Magnetic Resonance Imaging is a powerful diagnostic technique, widely applied in the clinic and in pre-clinical research. Magnetic contrast agents are routinely used to enhance image contrast, and help discriminate between different tissues, or between pathological and healthy states. Objective of this project is the development of novel probes for Magnetic Resonance Imaging applications. Specifically, we aim to:

• develop MR imaging nanosensors capable of reporting quantitatively on the cellular and tissutal microenvironment;
• increase molecular specificity and sensitivity of MR contrast agents;
• design nanoprobes that exploit specific physiological transport mechanisms to target cellular and tissue compartments otherwise inaccessible to conventional contrast agents;
• develop MR imaging methods and image analysis approaches to exploit the full potential of novel imaging probes.

Specific projects we are currently pursuing include:

Development of ratiometric magnetic nanosensors

Recent studies have shown that T2 MR relaxivity of magnetic nanoparticles depends of their aggregation state, and increases when particles are assembled forming larger aggregates.
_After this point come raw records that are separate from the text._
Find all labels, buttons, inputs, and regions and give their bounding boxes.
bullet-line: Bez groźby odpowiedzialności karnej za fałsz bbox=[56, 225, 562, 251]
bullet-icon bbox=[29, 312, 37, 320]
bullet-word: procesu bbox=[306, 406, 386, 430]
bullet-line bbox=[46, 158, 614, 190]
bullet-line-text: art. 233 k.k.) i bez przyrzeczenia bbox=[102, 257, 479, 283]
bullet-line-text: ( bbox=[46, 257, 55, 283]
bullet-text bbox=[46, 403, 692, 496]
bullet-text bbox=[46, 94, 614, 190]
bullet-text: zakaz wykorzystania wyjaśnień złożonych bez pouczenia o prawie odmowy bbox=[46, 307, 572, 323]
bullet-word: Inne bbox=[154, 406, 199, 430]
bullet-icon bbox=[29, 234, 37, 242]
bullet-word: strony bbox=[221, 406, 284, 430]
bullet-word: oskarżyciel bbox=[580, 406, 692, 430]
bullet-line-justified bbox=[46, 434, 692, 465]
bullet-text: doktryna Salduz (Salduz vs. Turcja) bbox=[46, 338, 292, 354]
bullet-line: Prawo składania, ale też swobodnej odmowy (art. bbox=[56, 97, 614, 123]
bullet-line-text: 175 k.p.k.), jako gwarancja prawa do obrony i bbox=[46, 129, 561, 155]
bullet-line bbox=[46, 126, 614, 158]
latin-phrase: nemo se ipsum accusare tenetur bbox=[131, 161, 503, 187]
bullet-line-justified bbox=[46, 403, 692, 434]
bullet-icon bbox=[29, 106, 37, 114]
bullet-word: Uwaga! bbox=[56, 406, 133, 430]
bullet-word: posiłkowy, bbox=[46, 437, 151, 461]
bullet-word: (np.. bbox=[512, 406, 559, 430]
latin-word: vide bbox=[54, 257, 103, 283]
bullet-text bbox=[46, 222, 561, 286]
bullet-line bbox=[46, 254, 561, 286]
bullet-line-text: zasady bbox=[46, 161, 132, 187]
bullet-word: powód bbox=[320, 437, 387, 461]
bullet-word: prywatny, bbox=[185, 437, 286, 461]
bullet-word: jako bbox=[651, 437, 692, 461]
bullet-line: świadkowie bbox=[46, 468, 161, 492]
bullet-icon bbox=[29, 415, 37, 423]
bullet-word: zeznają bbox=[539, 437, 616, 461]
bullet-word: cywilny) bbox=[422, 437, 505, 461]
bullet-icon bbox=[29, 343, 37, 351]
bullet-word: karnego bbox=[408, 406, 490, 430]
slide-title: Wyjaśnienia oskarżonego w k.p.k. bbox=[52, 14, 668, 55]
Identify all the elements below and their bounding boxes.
This phenomenon can be exploited to develop magnetic nano-probes that are sensitive to the presence of molecular targets that promote cross-linking between particles, or to enzymatic activity that breaks up multi-particle assemblies. The goal of this research is to design a ratiometric magnetic nanosensors that exploits aggregation-induced T2 contrast enhancement together with the parallel measurements of a parameter independent (or less dependent) on the aggregation state, such as T1 Relaxation Rates.

High-relaxivity magnetic nanoparticles for Cerebral Blood Volume (CBV) measurements

Functional MRI, i.e. MRI as applied to map brain function, relies on the Blood Oxygenation Level Dependent (BOLD) phenomenon. Alternative methods, like fMRI based on Cerebral Blood Volume measurements, may provide increased contrast-to-noise ratio, and to the possibility to reduce susceptibility-artifacts through the use of spin-echo methods. However, CBV MRI requires the use of blood pool contrast agents to sensitize the images to haemodynamic changes. We are developing a new class of iron oxide nanoparticles with large saturation magnetization and able to obtain stronger CBV-weighting, whilst reducing the systemic nanoparticles load and potential safety risks.
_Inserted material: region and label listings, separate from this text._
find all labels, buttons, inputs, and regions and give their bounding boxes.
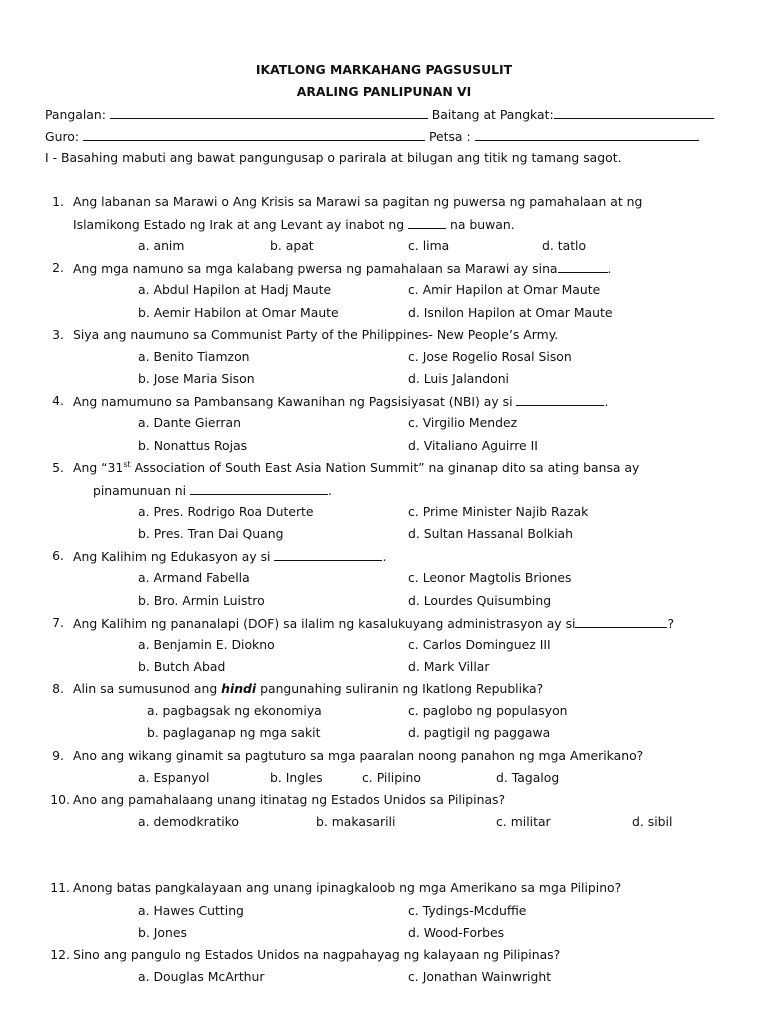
choice[interactable]: d. pagtigil ng paggawa <box>408 725 551 740</box>
question-text: Alin sa sumusunod ang hindi pangunahing suliranin ng Ikatlong Republika? <box>73 681 544 696</box>
choice[interactable]: c. Amir Hapilon at Omar Maute <box>408 282 601 297</box>
question-number: 10. <box>50 792 70 807</box>
answer-blank <box>575 615 667 628</box>
choice[interactable]: c. militar <box>496 814 551 829</box>
grade-label: Baitang at Pangkat: <box>431 107 554 122</box>
question-number: 9. <box>52 748 64 763</box>
choice[interactable]: b. Aemir Habilon at Omar Maute <box>138 305 339 320</box>
choice[interactable]: b. Bro. Armin Luistro <box>138 593 265 608</box>
question-text: Ang namumuno sa Pambansang Kawanihan ng Pagsisiyasat (NBI) ay si . <box>73 394 609 409</box>
choice[interactable]: a. demodkratiko <box>138 814 239 829</box>
choice[interactable]: b. Pres. Tran Dai Quang <box>138 526 284 541</box>
choice[interactable]: a. pagbagsak ng ekonomiya <box>147 703 322 718</box>
answer-blank <box>558 260 608 273</box>
question-number: 1. <box>52 194 64 209</box>
name-label: Pangalan: <box>45 107 106 122</box>
question-text: Ang labanan sa Marawi o Ang Krisis sa Marawi sa pagitan ng puwersa ng pamahalaan at ng <box>73 194 643 209</box>
name-blank[interactable] <box>110 106 428 119</box>
choice[interactable]: d. Wood-Forbes <box>408 925 505 940</box>
question-number: 12. <box>50 947 70 962</box>
question-text-line2: pinamunuan ni . <box>93 483 332 498</box>
answer-blank <box>190 482 328 495</box>
choice[interactable]: d. Mark Villar <box>408 659 490 674</box>
question-number: 8. <box>52 681 64 696</box>
question-number: 5. <box>52 460 64 475</box>
choice[interactable]: d. Sultan Hassanal Bolkiah <box>408 526 573 541</box>
choice[interactable]: b. Jones <box>138 925 187 940</box>
choice[interactable]: d. Vitaliano Aguirre II <box>408 438 538 453</box>
question-text: Ang “31st Association of South East Asia Nation Summit” na ginanap dito sa ating bansa ay <box>73 459 640 475</box>
choice[interactable]: c. Virgilio Mendez <box>408 415 518 430</box>
choice[interactable]: b. paglaganap ng mga sakit <box>147 725 321 740</box>
instruction: I - Basahing mabuti ang bawat pangungusap o parirala at bilugan ang titik ng tamang sagot. <box>45 150 622 165</box>
name-field-row <box>45 106 714 123</box>
choice[interactable]: d. Luis Jalandoni <box>408 371 509 386</box>
choice[interactable]: d. sibil <box>632 814 673 829</box>
choice[interactable]: c. Tydings-Mcduffie <box>408 903 527 918</box>
question-text: Ano ang wikang ginamit sa pagtuturo sa mga paaralan noong panahon ng mga Amerikano? <box>73 748 644 763</box>
date-blank[interactable] <box>475 128 699 141</box>
choice[interactable]: b. Butch Abad <box>138 659 226 674</box>
question-text: Ang Kalihim ng Edukasyon ay si . <box>73 549 387 564</box>
choice[interactable]: a. Pres. Rodrigo Roa Duterte <box>138 504 314 519</box>
grade-blank[interactable] <box>554 106 714 119</box>
choice[interactable]: a. Abdul Hapilon at Hadj Maute <box>138 282 332 297</box>
choice[interactable]: c. Jonathan Wainwright <box>408 969 552 984</box>
choice[interactable]: c. paglobo ng populasyon <box>408 703 568 718</box>
question-text-line2: Islamikong Estado ng Irak at ang Levant ay inabot ng na buwan. <box>73 217 515 232</box>
choice[interactable]: a. Dante Gierran <box>138 415 241 430</box>
question-number: 11. <box>50 880 70 895</box>
question-text: Anong batas pangkalayaan ang unang ipinagkaloob ng mga Amerikano sa mga Pilipino? <box>73 880 622 895</box>
date-label: Petsa : <box>428 129 471 144</box>
choice[interactable]: b. Jose Maria Sison <box>138 371 255 386</box>
question-number: 6. <box>52 548 64 563</box>
choice[interactable]: c. Pilipino <box>362 770 421 785</box>
choice[interactable]: a. anim <box>138 238 185 253</box>
choice[interactable]: c. Carlos Dominguez III <box>408 637 551 652</box>
choice[interactable]: b. Ingles <box>270 770 323 785</box>
question-text: Ang mga namuno sa mga kalabang pwersa ng pamahalaan sa Marawi ay sina . <box>73 261 612 276</box>
question-text: Sino ang pangulo ng Estados Unidos na nagpahayag ng kalayaan ng Pilipinas? <box>73 947 561 962</box>
choice[interactable]: a. Benito Tiamzon <box>138 349 250 364</box>
answer-blank <box>274 548 382 561</box>
answer-blank <box>516 393 604 406</box>
answer-blank <box>408 216 446 229</box>
choice[interactable]: c. lima <box>408 238 450 253</box>
choice[interactable]: b. Nonattus Rojas <box>138 438 248 453</box>
choice[interactable]: b. makasarili <box>316 814 396 829</box>
choice[interactable]: a. Armand Fabella <box>138 570 250 585</box>
teacher-label: Guro: <box>45 129 80 144</box>
choice[interactable]: a. Espanyol <box>138 770 210 785</box>
choice[interactable]: d. Lourdes Quisumbing <box>408 593 552 608</box>
exam-title: IKATLONG MARKAHANG PAGSUSULIT <box>255 62 513 77</box>
question-number: 7. <box>52 615 64 630</box>
choice[interactable]: a. Hawes Cutting <box>138 903 244 918</box>
emphasis-hindi: hindi <box>221 681 257 696</box>
choice[interactable]: c. Leonor Magtolis Briones <box>408 570 572 585</box>
choice[interactable]: d. tatlo <box>542 238 587 253</box>
choice[interactable]: d. Tagalog <box>496 770 560 785</box>
exam-subject: ARALING PANLIPUNAN VI <box>296 84 472 99</box>
teacher-field-row <box>45 128 699 145</box>
question-number: 3. <box>52 327 64 342</box>
choice[interactable]: b. apat <box>270 238 314 253</box>
teacher-blank[interactable] <box>83 128 425 141</box>
question-text: Siya ang naumuno sa Communist Party of the Philippines- New People’s Army. <box>73 327 559 342</box>
choice[interactable]: a. Benjamin E. Diokno <box>138 637 275 652</box>
question-text: Ang Kalihim ng pananalapi (DOF) sa ilalim ng kasalukuyang administrasyon ay si ? <box>73 616 675 631</box>
choice[interactable]: a. Douglas McArthur <box>138 969 265 984</box>
question-number: 4. <box>52 393 64 408</box>
choice[interactable]: c. Prime Minister Najib Razak <box>408 504 589 519</box>
choice[interactable]: d. Isnilon Hapilon at Omar Maute <box>408 305 613 320</box>
question-text: Ano ang pamahalaang unang itinatag ng Estados Unidos sa Pilipinas? <box>73 792 506 807</box>
choice[interactable]: c. Jose Rogelio Rosal Sison <box>408 349 572 364</box>
question-number: 2. <box>52 260 64 275</box>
Mapping altered neurofunctional states with multi-parametric Magnetic Resonance Imaging

We deploy a high-resolution morpho-anatomic methods (diffusion-tensor imaging and tractrography, diffeomorphic mapping of cortical thickness, voxel-based morphometry, tract-based spatial statistics of fractional aniostropy) in combination with high-resolution measurements of resting and evoked brain function (e.g. functional and pharmacological MRI). The integration of functional and structural parameters offers the unprecedented opportunity to obtain a multidimensional view of the functional and structural architecture of the brain in CNS disease states (collaboration with dr. V. Tucci and F. Papaleo, IIT Genova and dr. Scattoni, ISS Roma).

Fig.1: Left: High resolution (90 um3) T2-weighted image of the murine brain. Middle: 3D-segemented reconstruction; Right: High resolution white matter tractrography.

Multimodal MRI

The goal of this activity is to simultaneously record anatomical and functional MRI signals in vivo with complementary investigational techniques, such as multi-electrode electrophysiology (collaboration with prof Vassanelli, Padova), optical methods (Prof Gian Michele Ratto, Pisa) and metabolic probes (tissue oxymetry) to validate MRI signals of interests. Hybrid optical and MR systems may allow the combination of molecular targeting capacity imparted by fluorescent reporter probes with the versatile tissue-function contrast achieved with MRI. The combination of electrophysiological or tissue oxymetry signals with fMRI measurements can greatly help investigate the origin of positive and negative haemodynamic responses.

Linking circuit to behavior: pharmacogenetic and optogenetic modulation of fMRI responses

The research line aims to combine advanced pharmacogentic and optogenetic methods to dissect the circuital basis of behavior using spatially-resolved fMRI or phMRI techniques. When combined with behavioral measurement, the technique has the potential to map the downstream circuits engaged by specific neuronal population and to associate this signature to specific behavioral or pathological traits (collaboration with Prof. Benfenati, IIT Genova).

The Magnetic Resonance Imaging (MRI) unit at CNI@NEST hosts a 4-channel Bruker 7.0 Tesla magnet system, and is equipped with state-of-the-art technology for physiological monitoring (blood pressure, oxymetry, bloog gas levels, ECG, respiratory and cardiac frequency). Advanced image processing and analysis methods are developed in close collaboration with external groups of established reputation in the field of image analysis and pattern recognition (Prof. Murino, IIT Genova; Prof Tsaftaris, IMT Lucca).